Par Joss, le mercredi 19 décembre 2007 à 14:24:05

Alors que son précédent éditeur, Bantam l'a mis à la porte, Paul Kearney s'est trouvé un peu pris de court. Heureusement, tout a bien fini puisque Solaris lui a proposé un nouveau contrat. Cette traduction d'interview vous permettra de faire le point sur ce qui lui est arrivé et surtout de découvrir ses nouveaux projets.

Entretien avec Paul Kearney

J'ai entendu dire que Solaris allait sortir une compilation des Monarchies divines avec l'ajout de 40.000 mots dans Les Vaisseaux de l'Ouest. Pouvez-vous nous en dire plus sur cet évènement et cet ajout ?

Je n'ai pas envie de trop en dire mais je peux dire que la majeure partie des scènes supplémentaires prendra place à la fin du livre, complétant la situation autour de la dernière bataille à Charibon. Mais il y aura aussi des scènes mettant en scène à la fois Abelevn et Avila, puisqu'ils ne sont que peu sortis de l'anonymat. A l'époque, je voulais un style brutal calqué sur le réel mais en y repensant, je pense avoir fait une erreur. Himerius doit aussi avoir ses déserts. Pour ma part, cela va être un grand choc de voir ces cinq livres dans un seul volume. Cela va faire paraître le Seigneur des Anneaux court et me permettra d'avoir un énorme tome de fantasy sur les étagères.

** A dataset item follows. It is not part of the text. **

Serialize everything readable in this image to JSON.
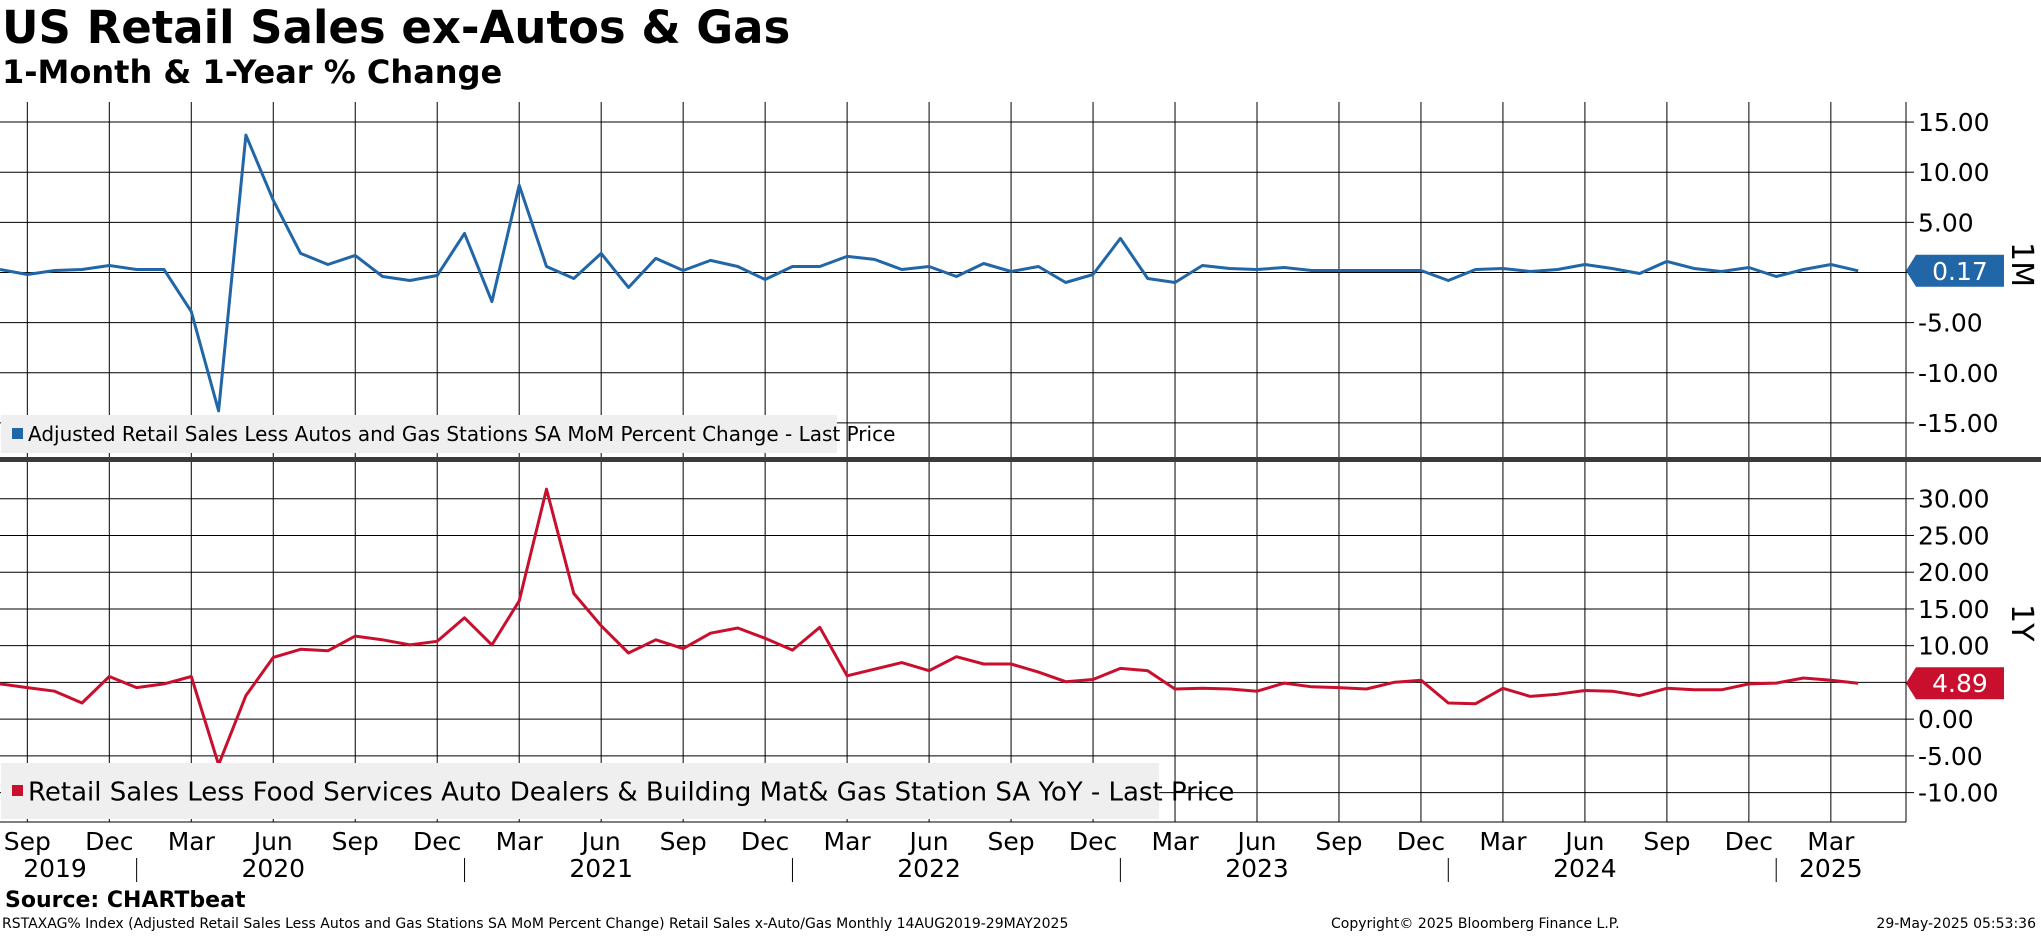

J'ai fait une interview avec l'équipe de Solaris et ce sont vraiment des gens marrants. Est-ce qu'ils vous ont déjà fait une blague ? Quel est votre ressenti face à l'environnement qu'ils ont créé pour l'édition ? Qu'est-ce que vous pensez de l'initiative de Solaris en faisant signer beaucoup d'auteurs reconnus ?

Pas encore eu de blagues. Maintenant vous me rendez un peu nerveux à attendre leur éventuel canular. Je pense que Solaris est vraiment en train de percer. Ils ont signé avec de grands noms et vont faire des dégâts. Il y a un air frais qui pèse sur eux et leur approche du monde de l'édition. Comme par exemple avec l'importance qu'ils accordent aux couvertures. Ce sont des gens qui sont très doués pour récupérer des notes et ce ne peut être qu'une bonne chose dans l'édition.

J'ai vu la couverture de votre livre « The Ten Thousand », elle est fantastique. Est-ce que les couvertures aident à vendre des livres ? Quelle a été votre implication dans cette couverture ? Une de mes questions favorites : Pourquoi les couvertures anglaises sont beaucoup plus belles que les américaines ?

Oui, c'est une excellente couverture, peut-être la meilleure que j'ai jamais eu. Et oui, bien sûr, que cela aide à vendre des livres. Quelque chose doit vous attirer l'œil lorsque vous entrez dans une boutique. Si une couverture peut faire cela, peut faire s'arrêter quelqu'un, alors elle a fait son travail. La phase deux concerne le texte de présentation et la phase trois est le premier paragraphe ou le premier Chapitre (parfois la carte s'il y en a une). Si toutes ces conditions sont remplies, vous êtes à plus de la moitié du processus d'achat. Mais c'est la couverture qui commence le tout.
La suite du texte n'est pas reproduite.